Уже совсем темно. Я зажег лампу, низко спустив абажур. Вернулся к ней, обнял вздрагивающие плечи.
— Анна, любовь моя… Не плачь. Слышишь? Не плачь, милая.
Она послушно обернулась ко мне, прошептала:
— Что же теперь делать? Что делать?
Я уже знал, что теперь делать. Лаская, утешая ее, как ребенка, я думал не о ней, — о всех нас думал, и знал, гто будет, — неизбежно; так же неизбежно, как было неизбежно и то, что было.
Я ее любил, мою маленькую Анну. И теперь любил всей полнотой любви — к ней. Теперь я уже не предчувствовал, а знал, что она мне необходима. Ее невинно-покорное тело, ее отдающиеся, недоуменные, полные тихого света глаза. Но… я любил и другую. Я никогда с такой болью и остротой не любил ее. Никогда так не стремился к ней — положить голову ей на плечо, плакать, как маленькая Анна плакала передо мною, и чувствовать утешающую руку на моих волосах. И она, другая, — да, она тоже была мне необходима.

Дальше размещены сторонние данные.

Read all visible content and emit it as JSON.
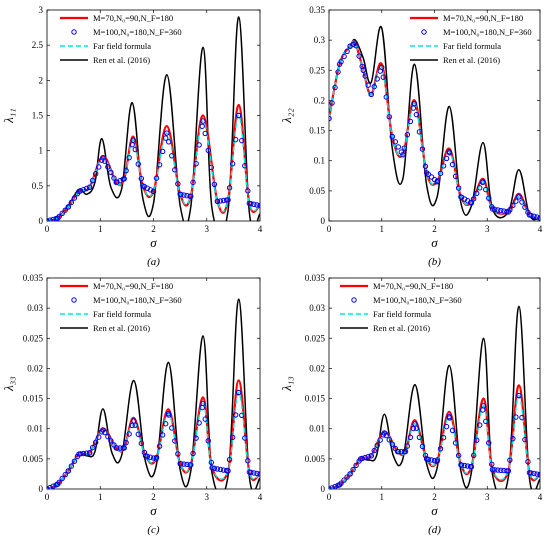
{
  "figure": {
    "legend_entries": [
      "M=70,N₀=90,N_F=180",
      "M=100,N₀=180,N_F=360",
      "Far field formula",
      "Ren et al. (2016)"
    ],
    "colors": {
      "series_m70": "#ff0000",
      "series_m100": "#0000ee",
      "far_field": "#00e5e5",
      "ren": "#000000"
    }
  },
  "chart_data": [
    {
      "type": "line",
      "panel_label": "(a)",
      "ylabel": "λ₁₁",
      "xlabel": "σ",
      "xlim": [
        0,
        4
      ],
      "ylim": [
        0,
        3
      ],
      "xticks": [
        0,
        1,
        2,
        3,
        4
      ],
      "yticks": [
        0,
        0.5,
        1,
        1.5,
        2,
        2.5,
        3
      ],
      "ytick_labels": [
        "0",
        "0.5",
        "1",
        "1.5",
        "2",
        "2.5",
        "3"
      ],
      "legend_placement": "top-left",
      "series": [
        {
          "name": "Ren et al. (2016)",
          "x": [
            0,
            0.2,
            0.4,
            0.6,
            0.75,
            0.9,
            1.03,
            1.2,
            1.4,
            1.6,
            1.8,
            2.0,
            2.25,
            2.5,
            2.7,
            2.93,
            3.1,
            3.4,
            3.6,
            3.8,
            4.0
          ],
          "values": [
            0,
            0.05,
            0.22,
            0.45,
            0.38,
            0.55,
            1.17,
            0.48,
            0.45,
            1.68,
            0.32,
            0.25,
            2.08,
            0.22,
            0.2,
            2.47,
            0.17,
            0.15,
            2.9,
            0.12,
            0.1
          ]
        },
        {
          "name": "M=70,N₀=90,N_F=180",
          "x": [
            0,
            0.2,
            0.4,
            0.6,
            0.8,
            1.05,
            1.3,
            1.45,
            1.62,
            1.8,
            2.0,
            2.25,
            2.5,
            2.7,
            2.93,
            3.2,
            3.4,
            3.6,
            3.8,
            4.0
          ],
          "values": [
            0,
            0.04,
            0.2,
            0.42,
            0.48,
            0.92,
            0.55,
            0.6,
            1.2,
            0.5,
            0.42,
            1.35,
            0.38,
            0.35,
            1.5,
            0.28,
            0.3,
            1.65,
            0.25,
            0.22
          ]
        },
        {
          "name": "M=100,N₀=180,N_F=360",
          "x": [
            0,
            0.2,
            0.4,
            0.6,
            0.8,
            1.05,
            1.3,
            1.45,
            1.62,
            1.8,
            2.0,
            2.25,
            2.5,
            2.7,
            2.93,
            3.2,
            3.4,
            3.6,
            3.8,
            4.0
          ],
          "values": [
            0,
            0.04,
            0.2,
            0.42,
            0.48,
            0.9,
            0.55,
            0.6,
            1.15,
            0.5,
            0.42,
            1.25,
            0.38,
            0.35,
            1.42,
            0.28,
            0.3,
            1.5,
            0.25,
            0.22
          ]
        },
        {
          "name": "Far field formula",
          "x": [
            0,
            0.2,
            0.4,
            0.6,
            0.8,
            1.05,
            1.3,
            1.45,
            1.62,
            1.8,
            2.0,
            2.25,
            2.5,
            2.7,
            2.93,
            3.2,
            3.4,
            3.6,
            3.8,
            4.0
          ],
          "values": [
            0,
            0.04,
            0.2,
            0.42,
            0.48,
            0.9,
            0.55,
            0.6,
            1.15,
            0.5,
            0.42,
            1.25,
            0.38,
            0.35,
            1.42,
            0.28,
            0.3,
            1.5,
            0.25,
            0.22
          ]
        }
      ]
    },
    {
      "type": "line",
      "panel_label": "(b)",
      "ylabel": "λ₂₂",
      "xlabel": "σ",
      "xlim": [
        0,
        4
      ],
      "ylim": [
        0,
        0.35
      ],
      "xticks": [
        0,
        1,
        2,
        3,
        4
      ],
      "yticks": [
        0,
        0.05,
        0.1,
        0.15,
        0.2,
        0.25,
        0.3,
        0.35
      ],
      "ytick_labels": [
        "0",
        "0.05",
        "0.1",
        "0.15",
        "0.2",
        "0.25",
        "0.3",
        "0.35"
      ],
      "legend_placement": "top-right",
      "series": [
        {
          "name": "Ren et al. (2016)",
          "x": [
            0,
            0.2,
            0.4,
            0.5,
            0.65,
            0.8,
            1.0,
            1.2,
            1.4,
            1.62,
            1.85,
            2.05,
            2.28,
            2.5,
            2.7,
            2.92,
            3.1,
            3.4,
            3.6,
            3.8,
            4.0
          ],
          "values": [
            0.17,
            0.26,
            0.29,
            0.3,
            0.27,
            0.23,
            0.32,
            0.12,
            0.07,
            0.26,
            0.06,
            0.04,
            0.19,
            0.03,
            0.025,
            0.13,
            0.02,
            0.015,
            0.085,
            0.01,
            0.005
          ]
        },
        {
          "name": "M=70,N₀=90,N_F=180",
          "x": [
            0,
            0.2,
            0.4,
            0.5,
            0.65,
            0.8,
            1.0,
            1.2,
            1.4,
            1.62,
            1.85,
            2.05,
            2.28,
            2.5,
            2.7,
            2.92,
            3.1,
            3.4,
            3.6,
            3.8,
            4.0
          ],
          "values": [
            0.17,
            0.26,
            0.29,
            0.295,
            0.25,
            0.21,
            0.26,
            0.14,
            0.11,
            0.2,
            0.08,
            0.065,
            0.12,
            0.04,
            0.03,
            0.07,
            0.02,
            0.015,
            0.045,
            0.01,
            0.005
          ]
        },
        {
          "name": "M=100,N₀=180,N_F=360",
          "x": [
            0,
            0.2,
            0.4,
            0.5,
            0.65,
            0.8,
            1.0,
            1.2,
            1.4,
            1.62,
            1.85,
            2.05,
            2.28,
            2.5,
            2.7,
            2.92,
            3.1,
            3.4,
            3.6,
            3.8,
            4.0
          ],
          "values": [
            0.17,
            0.26,
            0.29,
            0.295,
            0.25,
            0.21,
            0.255,
            0.14,
            0.11,
            0.195,
            0.08,
            0.065,
            0.115,
            0.04,
            0.03,
            0.065,
            0.02,
            0.015,
            0.04,
            0.01,
            0.005
          ]
        },
        {
          "name": "Far field formula",
          "x": [
            0,
            0.2,
            0.4,
            0.5,
            0.65,
            0.8,
            1.0,
            1.2,
            1.4,
            1.62,
            1.85,
            2.05,
            2.28,
            2.5,
            2.7,
            2.92,
            3.1,
            3.4,
            3.6,
            3.8,
            4.0
          ],
          "values": [
            0.17,
            0.26,
            0.29,
            0.295,
            0.25,
            0.21,
            0.255,
            0.14,
            0.11,
            0.195,
            0.08,
            0.065,
            0.115,
            0.04,
            0.03,
            0.065,
            0.02,
            0.015,
            0.04,
            0.01,
            0.005
          ]
        }
      ]
    },
    {
      "type": "line",
      "panel_label": "(c)",
      "ylabel": "λ₃₃",
      "xlabel": "σ",
      "xlim": [
        0,
        4
      ],
      "ylim": [
        0,
        0.035
      ],
      "xticks": [
        0,
        1,
        2,
        3,
        4
      ],
      "yticks": [
        0,
        0.005,
        0.01,
        0.015,
        0.02,
        0.025,
        0.03,
        0.035
      ],
      "ytick_labels": [
        "0",
        "0.005",
        "0.01",
        "0.015",
        "0.02",
        "0.025",
        "0.03",
        "0.035"
      ],
      "legend_placement": "top-left",
      "series": [
        {
          "name": "Ren et al. (2016)",
          "x": [
            0,
            0.2,
            0.4,
            0.6,
            0.75,
            0.9,
            1.05,
            1.22,
            1.4,
            1.63,
            1.85,
            2.05,
            2.28,
            2.5,
            2.7,
            2.93,
            3.1,
            3.4,
            3.6,
            3.8,
            4.0
          ],
          "values": [
            0,
            0.0008,
            0.003,
            0.0058,
            0.0055,
            0.0062,
            0.0133,
            0.006,
            0.0055,
            0.018,
            0.0045,
            0.0038,
            0.021,
            0.0032,
            0.003,
            0.0254,
            0.0026,
            0.0022,
            0.0315,
            0.002,
            0.0018
          ]
        },
        {
          "name": "M=70,N₀=90,N_F=180",
          "x": [
            0,
            0.2,
            0.4,
            0.6,
            0.8,
            1.05,
            1.3,
            1.45,
            1.63,
            1.85,
            2.05,
            2.28,
            2.5,
            2.7,
            2.93,
            3.1,
            3.4,
            3.6,
            3.8,
            4.0
          ],
          "values": [
            0,
            0.0008,
            0.003,
            0.0058,
            0.006,
            0.01,
            0.0068,
            0.0068,
            0.0118,
            0.0055,
            0.005,
            0.0132,
            0.0042,
            0.004,
            0.0152,
            0.0035,
            0.003,
            0.018,
            0.0028,
            0.0025
          ]
        },
        {
          "name": "M=100,N₀=180,N_F=360",
          "x": [
            0,
            0.2,
            0.4,
            0.6,
            0.8,
            1.05,
            1.3,
            1.45,
            1.63,
            1.85,
            2.05,
            2.28,
            2.5,
            2.7,
            2.93,
            3.1,
            3.4,
            3.6,
            3.8,
            4.0
          ],
          "values": [
            0,
            0.0008,
            0.003,
            0.0058,
            0.006,
            0.0098,
            0.0068,
            0.0068,
            0.0113,
            0.0055,
            0.005,
            0.0125,
            0.0042,
            0.004,
            0.0142,
            0.0035,
            0.003,
            0.016,
            0.0028,
            0.0025
          ]
        },
        {
          "name": "Far field formula",
          "x": [
            0,
            0.2,
            0.4,
            0.6,
            0.8,
            1.05,
            1.3,
            1.45,
            1.63,
            1.85,
            2.05,
            2.28,
            2.5,
            2.7,
            2.93,
            3.1,
            3.4,
            3.6,
            3.8,
            4.0
          ],
          "values": [
            0,
            0.0008,
            0.003,
            0.0058,
            0.006,
            0.0098,
            0.0068,
            0.0068,
            0.0113,
            0.0055,
            0.005,
            0.0125,
            0.0042,
            0.004,
            0.0142,
            0.0035,
            0.003,
            0.016,
            0.0028,
            0.0025
          ]
        }
      ]
    },
    {
      "type": "line",
      "panel_label": "(d)",
      "ylabel": "λ₁₃",
      "xlabel": "σ",
      "xlim": [
        0,
        4
      ],
      "ylim": [
        0,
        0.035
      ],
      "xticks": [
        0,
        1,
        2,
        3,
        4
      ],
      "yticks": [
        0,
        0.005,
        0.01,
        0.015,
        0.02,
        0.025,
        0.03,
        0.035
      ],
      "ytick_labels": [
        "0",
        "0.005",
        "0.01",
        "0.015",
        "0.02",
        "0.025",
        "0.03",
        "0.035"
      ],
      "legend_placement": "top-left",
      "series": [
        {
          "name": "Ren et al. (2016)",
          "x": [
            0,
            0.2,
            0.4,
            0.6,
            0.75,
            0.9,
            1.05,
            1.22,
            1.4,
            1.63,
            1.85,
            2.05,
            2.28,
            2.5,
            2.7,
            2.93,
            3.1,
            3.4,
            3.6,
            3.8,
            4.0
          ],
          "values": [
            0,
            0.0007,
            0.0025,
            0.005,
            0.0048,
            0.0055,
            0.0124,
            0.0055,
            0.005,
            0.0173,
            0.0042,
            0.0035,
            0.0205,
            0.003,
            0.0028,
            0.025,
            0.0024,
            0.002,
            0.0303,
            0.0018,
            0.0016
          ]
        },
        {
          "name": "M=70,N₀=90,N_F=180",
          "x": [
            0,
            0.2,
            0.4,
            0.6,
            0.8,
            1.05,
            1.3,
            1.45,
            1.63,
            1.85,
            2.05,
            2.28,
            2.5,
            2.7,
            2.93,
            3.1,
            3.4,
            3.6,
            3.8,
            4.0
          ],
          "values": [
            0,
            0.0007,
            0.0025,
            0.005,
            0.0055,
            0.0095,
            0.0062,
            0.0062,
            0.0114,
            0.005,
            0.0046,
            0.0128,
            0.004,
            0.0037,
            0.015,
            0.0032,
            0.003,
            0.0172,
            0.0027,
            0.0024
          ]
        },
        {
          "name": "M=100,N₀=180,N_F=360",
          "x": [
            0,
            0.2,
            0.4,
            0.6,
            0.8,
            1.05,
            1.3,
            1.45,
            1.63,
            1.85,
            2.05,
            2.28,
            2.5,
            2.7,
            2.93,
            3.1,
            3.4,
            3.6,
            3.8,
            4.0
          ],
          "values": [
            0,
            0.0007,
            0.0025,
            0.005,
            0.0055,
            0.0093,
            0.0062,
            0.0062,
            0.0108,
            0.005,
            0.0046,
            0.012,
            0.004,
            0.0037,
            0.0138,
            0.0032,
            0.003,
            0.0155,
            0.0027,
            0.0024
          ]
        },
        {
          "name": "Far field formula",
          "x": [
            0,
            0.2,
            0.4,
            0.6,
            0.8,
            1.05,
            1.3,
            1.45,
            1.63,
            1.85,
            2.05,
            2.28,
            2.5,
            2.7,
            2.93,
            3.1,
            3.4,
            3.6,
            3.8,
            4.0
          ],
          "values": [
            0,
            0.0007,
            0.0025,
            0.005,
            0.0055,
            0.0093,
            0.0062,
            0.0062,
            0.0108,
            0.005,
            0.0046,
            0.012,
            0.004,
            0.0037,
            0.0138,
            0.0032,
            0.003,
            0.0155,
            0.0027,
            0.0024
          ]
        }
      ]
    }
  ]
}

Но рядом с Необходимостью стояла Невозможность. Я — один, и любовь моя — одна, и обе Анны во мне — одна… Но только во мне: только во мне!
— Анна, — сказал я, — ты понимаешь, ты понимаешь… (она кивала головой, но я знал, что она ничего не могла понять, как и другая не могла бы. Сам-то я, — что понимал?). Ты поймешь, теперь нужно время. Мы должны пока… расстаться, не видеться. Я напишу Анне, — не бойся, она увидит, что я ее не стою. Она забудет, она так молода. Я уеду, буду тебе писать. И когда забудется, когда пройдет время… Ты понимаешь?
Она понимала, она соглашалась, но опять заплакала, сама того, кажется, не замечая: слезы так и сыпались из широко открытых милых глаз.